Currently, type(of:) cannot be called on a mutating method:

type(of: Bool.toggle)   // error: partial application of 'mutating' method is not allowed

However, if we wrap the function in a closure, then it can:

let toggle = { (x: inout Bool) in x.toggle() }
type(of: toggle)        // (inout Bool) -> ()

The same thing applies to instance-bound methods:

var x = true
let y = x.toggle        // error: partial application of 'mutating' method is not allowed
let z = { x.toggle() }  // works, capturing x

type(of: x.toggle)      // error: partial application of 'mutating' method is not allowed
type(of: z)             // () -> ()

Should we lift these restrictions and allow referencing a mutating method directly?

Your two snippets are not equivalent. The type of Bool.toggle, if you could reference it, would be (inout Bool) -> () -> (). Here the problem should be more apparent - the inout access has to “outlast” the call of the first closure since the second closure, of type () -> () has to capture the inout argument.

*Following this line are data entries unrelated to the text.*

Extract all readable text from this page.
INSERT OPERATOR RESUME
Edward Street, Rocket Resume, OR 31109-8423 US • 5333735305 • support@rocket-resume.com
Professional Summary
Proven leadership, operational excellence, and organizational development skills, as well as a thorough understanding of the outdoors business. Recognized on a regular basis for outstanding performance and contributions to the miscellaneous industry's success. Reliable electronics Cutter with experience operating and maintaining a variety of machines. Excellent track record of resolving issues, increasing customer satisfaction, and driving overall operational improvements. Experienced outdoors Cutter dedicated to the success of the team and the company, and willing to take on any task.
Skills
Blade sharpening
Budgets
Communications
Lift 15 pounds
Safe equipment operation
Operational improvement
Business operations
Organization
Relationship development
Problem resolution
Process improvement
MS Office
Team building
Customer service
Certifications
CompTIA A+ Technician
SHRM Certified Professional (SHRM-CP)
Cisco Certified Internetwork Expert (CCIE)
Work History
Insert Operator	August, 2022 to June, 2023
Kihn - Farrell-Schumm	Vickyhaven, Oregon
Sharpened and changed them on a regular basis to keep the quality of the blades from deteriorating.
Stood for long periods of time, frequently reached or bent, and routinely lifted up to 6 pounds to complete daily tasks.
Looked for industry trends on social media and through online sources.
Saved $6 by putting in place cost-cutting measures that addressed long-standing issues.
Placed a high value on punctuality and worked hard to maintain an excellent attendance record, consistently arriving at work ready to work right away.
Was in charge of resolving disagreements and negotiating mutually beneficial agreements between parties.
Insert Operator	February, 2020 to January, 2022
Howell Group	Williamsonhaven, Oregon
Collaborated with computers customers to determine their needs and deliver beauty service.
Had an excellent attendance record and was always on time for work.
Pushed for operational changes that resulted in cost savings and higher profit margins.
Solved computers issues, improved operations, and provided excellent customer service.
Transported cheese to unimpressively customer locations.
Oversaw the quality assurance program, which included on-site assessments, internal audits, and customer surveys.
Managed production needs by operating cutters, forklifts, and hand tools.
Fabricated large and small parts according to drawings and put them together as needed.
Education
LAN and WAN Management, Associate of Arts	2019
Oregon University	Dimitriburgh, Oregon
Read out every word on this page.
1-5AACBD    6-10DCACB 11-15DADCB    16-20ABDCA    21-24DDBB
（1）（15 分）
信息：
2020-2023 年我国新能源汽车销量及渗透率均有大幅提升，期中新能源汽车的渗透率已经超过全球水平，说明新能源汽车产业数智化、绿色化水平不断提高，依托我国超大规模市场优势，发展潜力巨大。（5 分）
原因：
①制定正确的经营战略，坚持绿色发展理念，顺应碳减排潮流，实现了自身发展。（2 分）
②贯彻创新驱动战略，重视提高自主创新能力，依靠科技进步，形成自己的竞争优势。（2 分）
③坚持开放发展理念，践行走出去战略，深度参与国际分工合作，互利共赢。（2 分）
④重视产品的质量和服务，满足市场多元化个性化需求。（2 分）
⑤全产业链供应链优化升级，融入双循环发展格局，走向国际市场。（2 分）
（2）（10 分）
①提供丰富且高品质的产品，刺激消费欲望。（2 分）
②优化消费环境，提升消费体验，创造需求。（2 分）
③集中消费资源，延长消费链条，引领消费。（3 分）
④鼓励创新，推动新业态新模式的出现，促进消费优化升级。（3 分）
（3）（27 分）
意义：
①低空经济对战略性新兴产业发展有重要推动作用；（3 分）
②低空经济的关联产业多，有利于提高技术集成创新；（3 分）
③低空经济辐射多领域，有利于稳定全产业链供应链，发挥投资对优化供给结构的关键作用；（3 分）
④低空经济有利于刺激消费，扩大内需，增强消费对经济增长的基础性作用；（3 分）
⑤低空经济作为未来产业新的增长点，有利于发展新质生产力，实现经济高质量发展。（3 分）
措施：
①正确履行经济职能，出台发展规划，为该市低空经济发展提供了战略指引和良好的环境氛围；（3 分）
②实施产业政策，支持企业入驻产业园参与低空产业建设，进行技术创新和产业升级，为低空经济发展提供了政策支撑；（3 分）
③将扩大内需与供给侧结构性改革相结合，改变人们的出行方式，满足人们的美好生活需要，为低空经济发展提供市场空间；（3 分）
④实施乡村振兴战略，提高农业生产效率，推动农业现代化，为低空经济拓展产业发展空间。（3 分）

This is not supported in the language.

We could lift this restriction specifically for the immediate operand of a type(of:), but that would be a bit weird. Note that type(of:) still evaluates it’s argument, so we’d still be generating and executing code that forms an invalid closure.


The very first example works just fine in Swift Playgrounds on iOS. Otherwise I would imagine that you could trick the compiler by casting the method reference to Any first.